La società ha contestato tale decisione, e i magistrati francesi hanno chiesto chiarimenti ai giudici europei, ponendo la questione essenziale, cioè stabilire quale sarebbe la legge applicabile, se le parti non l’avessero scelta, qualora il lavoratore, dopo aver svolto il suo lavoro per un certo periodo in un determinato luogo, si trovi a dover svolgere le sue attività in un luogo diverso, destinato a divenire il nuovo luogo di lavoro abituale.
Per i giudici europei non ci sono dubbi: il nuovo luogo di lavoro destinato a divenire il luogo di lavoro abituale deve essere preso in considerazione nell’ambito dell’esame dell’insieme delle circostanze al fine di determinare la legge che sarebbe applicabile in mancanza di scelta delle parti.
La ‘Convenzione di Roma’ limita la libertà delle parti di scegliere la legge applicabile, nel senso che tale scelta non può privare il lavoratore della protezione assicuratagli dalle norme imperative della legge che regolerebbe il contratto in mancanza di scelta. Al fine di determinare la legge applicabile in tal caso, essa prevede due criteri di collegamento, quello del Paese in cui il lavoratore compie abitualmente il suo lavoro o, in mancanza, la legge del Paese in cui si trova la sede che ha assunto il lavoratore. Tuttavia, questi due criteri di collegamento non sono applicabili qualora dall’insieme delle circostanze risulti che il contratto di lavoro presenta un collegamento più stretto con un altro paese, nel qual caso è applicabile la legge di quest’ultimo Paese.

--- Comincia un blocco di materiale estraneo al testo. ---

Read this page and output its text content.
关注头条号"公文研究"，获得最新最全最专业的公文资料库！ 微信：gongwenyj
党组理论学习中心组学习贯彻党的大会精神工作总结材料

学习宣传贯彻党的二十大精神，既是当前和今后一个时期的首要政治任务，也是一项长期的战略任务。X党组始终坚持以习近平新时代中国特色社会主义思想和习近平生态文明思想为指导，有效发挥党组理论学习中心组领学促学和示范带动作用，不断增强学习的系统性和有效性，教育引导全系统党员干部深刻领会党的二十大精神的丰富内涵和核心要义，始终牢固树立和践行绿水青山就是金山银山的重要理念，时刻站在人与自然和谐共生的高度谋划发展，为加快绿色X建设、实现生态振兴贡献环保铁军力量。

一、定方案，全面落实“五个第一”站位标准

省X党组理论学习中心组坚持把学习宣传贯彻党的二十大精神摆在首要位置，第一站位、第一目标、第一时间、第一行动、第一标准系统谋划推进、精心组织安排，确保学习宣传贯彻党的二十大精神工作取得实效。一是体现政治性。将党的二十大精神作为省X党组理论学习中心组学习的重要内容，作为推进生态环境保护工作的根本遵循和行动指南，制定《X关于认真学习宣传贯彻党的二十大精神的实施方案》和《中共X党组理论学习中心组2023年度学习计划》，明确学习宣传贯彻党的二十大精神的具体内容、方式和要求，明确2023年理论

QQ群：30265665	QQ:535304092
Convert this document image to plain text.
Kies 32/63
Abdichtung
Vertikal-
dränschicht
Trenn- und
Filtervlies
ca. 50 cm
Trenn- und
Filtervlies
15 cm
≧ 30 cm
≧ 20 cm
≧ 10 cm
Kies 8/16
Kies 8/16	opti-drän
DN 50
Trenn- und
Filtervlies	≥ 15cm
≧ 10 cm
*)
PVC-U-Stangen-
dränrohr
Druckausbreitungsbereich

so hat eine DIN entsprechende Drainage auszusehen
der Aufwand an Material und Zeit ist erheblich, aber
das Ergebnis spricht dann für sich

Secondo i giudici europei, il primo criterio non consente di identificare un Paese quando, nel corso del rapporto di lavoro nel suo insieme, il luogo di lavoro abituale si è spostato da un Paese all’altro. Occorre quindi fare riferimento al secondo criterio, quello della sede dello stabilimento che ha assunto il lavoratore. Nel caso in esame, tale sede si trova in Lussemburgo, ma ora i giudici francesi dovranno stabilire se dall’insieme delle circostanze risulti che il contratto di lavoro in esame presenta un collegamento più stretto con la Francia. Nell’ambito di tale esame, poi, occorrerà tenere conto di tutti gli elementi che caratterizzano il rapporto di lavoro, quali l’ultimo luogo di lavoro abituale del conducente e l’obbligo di iscrizione alla previdenza sociale francese.